Thursday, May 29, 2008

The Husband is feeling a great sense of achievement at the moment - the Wisteria has flowered for the very first time.

It doesn't sound a great thing, except we planted it as a young plant against the back wall if the house at least 12 years ago. Neither of us had any experience of this type of plant and, of course, we were both working at the time and so we left it to do its own thing. This was a big mistake as we later discovered as it needs proper pruning to shape the plant and to encourage it to start flowering.

Once we had both finished with work the Husband decided to try and get the wisteria to flower. So for a couple of years he pruned it, albeit rather tentatively. Nothing happened. The Husband got a little frustrated about this and announced that the wisteria had one more opportunity to flower or he would dig it up and throw it away. I wouldn't call his pruning this time as tentative - it was more like buchery. Real kill or cure. After he had finished this task there was very little left, it looked like a few stems and very little green.

And it worked. We've had a good first flowering from the plant. And, hopefully, we'll have more flowers on it in future years.

Thursday, May 15, 2008

Does anyone else have the problems I do in choosing greetings cards? Every time I go in a card shop to buy a card my brain fuses. It isn’t the massive amount of choice in cards, it is because I have such difficulty finding any cards that I would actually want to buy.

Virtually every card is addressed to someone – and nowadays the cards will be clearly marked on the front of the card as for: husband, wife, brother, sister, friend, best friend, fiancee, aunt, uncle, gay lover, dog or cat (I’m not joking about these last three, I have actually seen greeting cards for sale addressed to them). And inside these cards is some sickly sentimental verse which usually is so bad it makes William McGonagall seem like the poet laureate. (The standard of verse in Valentine’s cards is especially notable.)

The less said about the so-called “funny” cards the better. I usually look for something like this for my nephew (aged 22, and so of the right age to receive such a card).
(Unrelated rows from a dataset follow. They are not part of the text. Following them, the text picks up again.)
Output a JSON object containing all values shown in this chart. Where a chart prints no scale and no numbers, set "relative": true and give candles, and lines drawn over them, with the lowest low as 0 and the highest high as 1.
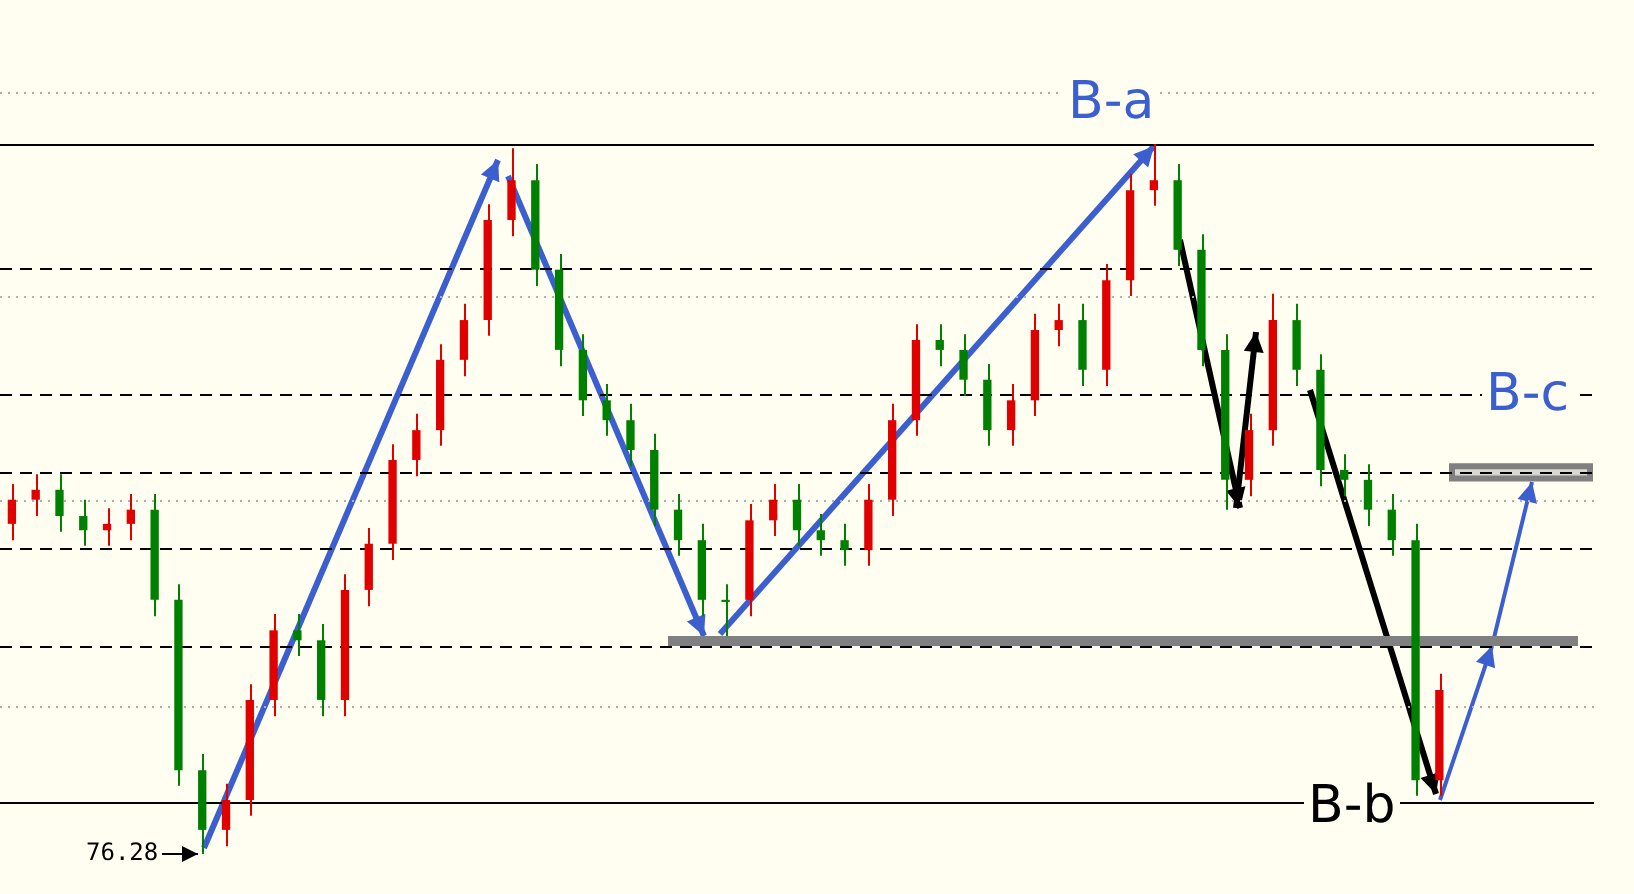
{
  "chart_data": {
    "type": "candlestick",
    "relative": true,
    "categories": [
      null,
      null,
      null,
      null,
      null,
      null,
      null,
      null,
      null,
      null,
      null,
      null,
      null,
      null,
      null,
      null,
      null,
      null,
      null,
      null,
      null,
      null,
      null,
      null,
      null,
      null,
      null,
      null,
      null,
      null,
      null,
      null,
      null,
      null,
      null,
      null,
      null,
      null,
      null,
      null,
      null,
      null,
      null,
      null,
      null,
      null,
      null,
      null,
      null,
      null,
      null,
      null,
      null,
      null,
      null,
      null,
      null,
      null,
      null,
      null,
      null,
      null,
      null,
      null,
      null,
      null,
      null
    ],
    "ohlc": [
      [
        0.465,
        0.521,
        0.442,
        0.499
      ],
      [
        0.499,
        0.535,
        0.476,
        0.513
      ],
      [
        0.513,
        0.535,
        0.454,
        0.476
      ],
      [
        0.476,
        0.499,
        0.434,
        0.456
      ],
      [
        0.456,
        0.487,
        0.434,
        0.465
      ],
      [
        0.465,
        0.507,
        0.442,
        0.485
      ],
      [
        0.485,
        0.507,
        0.335,
        0.358
      ],
      [
        0.358,
        0.38,
        0.096,
        0.118
      ],
      [
        0.118,
        0.141,
        0,
        0.034
      ],
      [
        0.034,
        0.099,
        0.011,
        0.076
      ],
      [
        0.076,
        0.239,
        0.054,
        0.217
      ],
      [
        0.217,
        0.338,
        0.194,
        0.315
      ],
      [
        0.315,
        0.338,
        0.279,
        0.301
      ],
      [
        0.301,
        0.324,
        0.194,
        0.217
      ],
      [
        0.217,
        0.394,
        0.194,
        0.372
      ],
      [
        0.372,
        0.459,
        0.349,
        0.437
      ],
      [
        0.437,
        0.577,
        0.414,
        0.555
      ],
      [
        0.555,
        0.62,
        0.532,
        0.597
      ],
      [
        0.597,
        0.718,
        0.575,
        0.696
      ],
      [
        0.696,
        0.775,
        0.673,
        0.752
      ],
      [
        0.752,
        0.915,
        0.73,
        0.893
      ],
      [
        0.893,
        0.994,
        0.87,
        0.949
      ],
      [
        0.949,
        0.972,
        0.8,
        0.823
      ],
      [
        0.823,
        0.845,
        0.687,
        0.71
      ],
      [
        0.71,
        0.732,
        0.617,
        0.639
      ],
      [
        0.639,
        0.662,
        0.589,
        0.611
      ],
      [
        0.611,
        0.634,
        0.546,
        0.569
      ],
      [
        0.569,
        0.592,
        0.462,
        0.485
      ],
      [
        0.485,
        0.507,
        0.42,
        0.442
      ],
      [
        0.442,
        0.465,
        0.335,
        0.358
      ],
      [
        0.358,
        0.38,
        0.307,
        0.355
      ],
      [
        0.358,
        0.493,
        0.335,
        0.47
      ],
      [
        0.47,
        0.521,
        0.448,
        0.499
      ],
      [
        0.499,
        0.521,
        0.434,
        0.456
      ],
      [
        0.456,
        0.479,
        0.42,
        0.442
      ],
      [
        0.442,
        0.465,
        0.406,
        0.428
      ],
      [
        0.428,
        0.521,
        0.406,
        0.499
      ],
      [
        0.499,
        0.634,
        0.476,
        0.611
      ],
      [
        0.611,
        0.746,
        0.589,
        0.724
      ],
      [
        0.724,
        0.746,
        0.687,
        0.71
      ],
      [
        0.71,
        0.732,
        0.645,
        0.668
      ],
      [
        0.668,
        0.69,
        0.575,
        0.597
      ],
      [
        0.597,
        0.662,
        0.575,
        0.639
      ],
      [
        0.639,
        0.761,
        0.617,
        0.738
      ],
      [
        0.738,
        0.775,
        0.715,
        0.752
      ],
      [
        0.752,
        0.775,
        0.659,
        0.682
      ],
      [
        0.682,
        0.831,
        0.659,
        0.808
      ],
      [
        0.808,
        0.958,
        0.786,
        0.935
      ],
      [
        0.935,
        1,
        0.913,
        0.949
      ],
      [
        0.949,
        0.972,
        0.828,
        0.851
      ],
      [
        0.851,
        0.873,
        0.687,
        0.71
      ],
      [
        0.71,
        0.732,
        0.485,
        0.527
      ],
      [
        0.527,
        0.62,
        0.504,
        0.597
      ],
      [
        0.597,
        0.789,
        0.575,
        0.752
      ],
      [
        0.752,
        0.775,
        0.659,
        0.682
      ],
      [
        0.682,
        0.704,
        0.518,
        0.541
      ],
      [
        0.541,
        0.563,
        0.504,
        0.527
      ],
      [
        0.527,
        0.549,
        0.462,
        0.485
      ],
      [
        0.485,
        0.507,
        0.42,
        0.442
      ],
      [
        0.442,
        0.465,
        0.082,
        0.104
      ],
      [
        0.104,
        0.254,
        0.082,
        0.231
      ],
      null,
      null,
      null,
      null,
      null,
      null
    ],
    "colors": [
      "#e00000",
      "#e00000",
      "#008000",
      "#008000",
      "#e00000",
      "#e00000",
      "#008000",
      "#008000",
      "#008000",
      "#e00000",
      "#e00000",
      "#e00000",
      "#008000",
      "#008000",
      "#e00000",
      "#e00000",
      "#e00000",
      "#e00000",
      "#e00000",
      "#e00000",
      "#e00000",
      "#e00000",
      "#008000",
      "#008000",
      "#008000",
      "#008000",
      "#008000",
      "#008000",
      "#008000",
      "#008000",
      "#008000",
      "#e00000",
      "#e00000",
      "#008000",
      "#008000",
      "#008000",
      "#e00000",
      "#e00000",
      "#e00000",
      "#008000",
      "#008000",
      "#008000",
      "#e00000",
      "#e00000",
      "#e00000",
      "#008000",
      "#e00000",
      "#e00000",
      "#e00000",
      "#008000",
      "#008000",
      "#008000",
      "#e00000",
      "#e00000",
      "#008000",
      "#008000",
      "#008000",
      "#008000",
      "#008000",
      "#008000",
      "#e00000",
      null,
      null,
      null,
      null,
      null,
      null
    ],
    "ref_lines": [
      {
        "axis": "y",
        "value": 1.0,
        "color": "#000000",
        "line_style": "solid"
      },
      {
        "axis": "y",
        "value": 0.073,
        "color": "#000000",
        "line_style": "solid"
      },
      {
        "axis": "y",
        "value": 0.825,
        "color": "#000000",
        "line_style": "dashed"
      },
      {
        "axis": "y",
        "value": 0.648,
        "color": "#000000",
        "line_style": "dashed"
      },
      {
        "axis": "y",
        "value": 0.538,
        "color": "#000000",
        "line_style": "dashed"
      },
      {
        "axis": "y",
        "value": 0.431,
        "color": "#000000",
        "line_style": "dashed"
      },
      {
        "axis": "y",
        "value": 0.293,
        "color": "#000000",
        "line_style": "dashed"
      },
      {
        "axis": "y",
        "value": 1.073,
        "color": "#b0b0b0",
        "line_style": "dotted"
      },
      {
        "axis": "y",
        "value": 0.786,
        "color": "#b0b0b0",
        "line_style": "dotted"
      },
      {
        "axis": "y",
        "value": 0.499,
        "color": "#b0b0b0",
        "line_style": "dotted"
      },
      {
        "axis": "y",
        "value": 0.208,
        "color": "#b0b0b0",
        "line_style": "dotted"
      }
    ],
    "bands": [
      {
        "axis": "y",
        "from": 0.293,
        "to": 0.307,
        "color": "#808080"
      },
      {
        "axis": "y",
        "from": 0.529,
        "to": 0.546,
        "color": "#808080"
      }
    ],
    "annotations": [
      "B-a",
      "B-b",
      "B-c",
      "76.28"
    ]
  }
}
You have to plough through a huge amount of dross to find anything that is reasonably humorous without being totally offensive. Who on earth sends some of these cards with humour that borders on the obscene? And what does the recipient think?

What is wrong with a nice card with a nice picture on the front which says inside “Happy Birthday”? That’s what I like to find but usually I have the dickens of a job to find anything suitable. I like to think that by sending a card that it goes without saying that I am thinking of the person. I don’t need to send card with some meaningless verse inside to say so.

The local card shop is exceptionally large and full of cards. But those of the type I like fill just a couple of feet of space in the very back of the shop and I generally have to hunt to find them. And even then the choice of decorations on the front of the cards often does not inspire. I can usually find something suitable for a lady with perhaps flowers or something else feminine and pretty on the front. But try to find a card for a man. Just what “manly” picture do you find on the front of a card? Racing cars, yachts and then only if you are lucky.

Often nowadays I go for a card with no writing inside. That always seems the best option. Then I can chose something with a picture I like and am suitable for the person I am sending it to and write something suitable inside.

Am I being too picky about greetings cards? I am just aware of a close friend who was sent an ordinary Christmas card with a printed verse inside that wished her “the best Christmas ever” two months after the death of her son. It was obviously done totally unthinkingly by a sender who just hadn’t thought of what was printed in the card. But seeing how much hurt that card caused made me think twice and forever about the potential impact of a sent greetings card.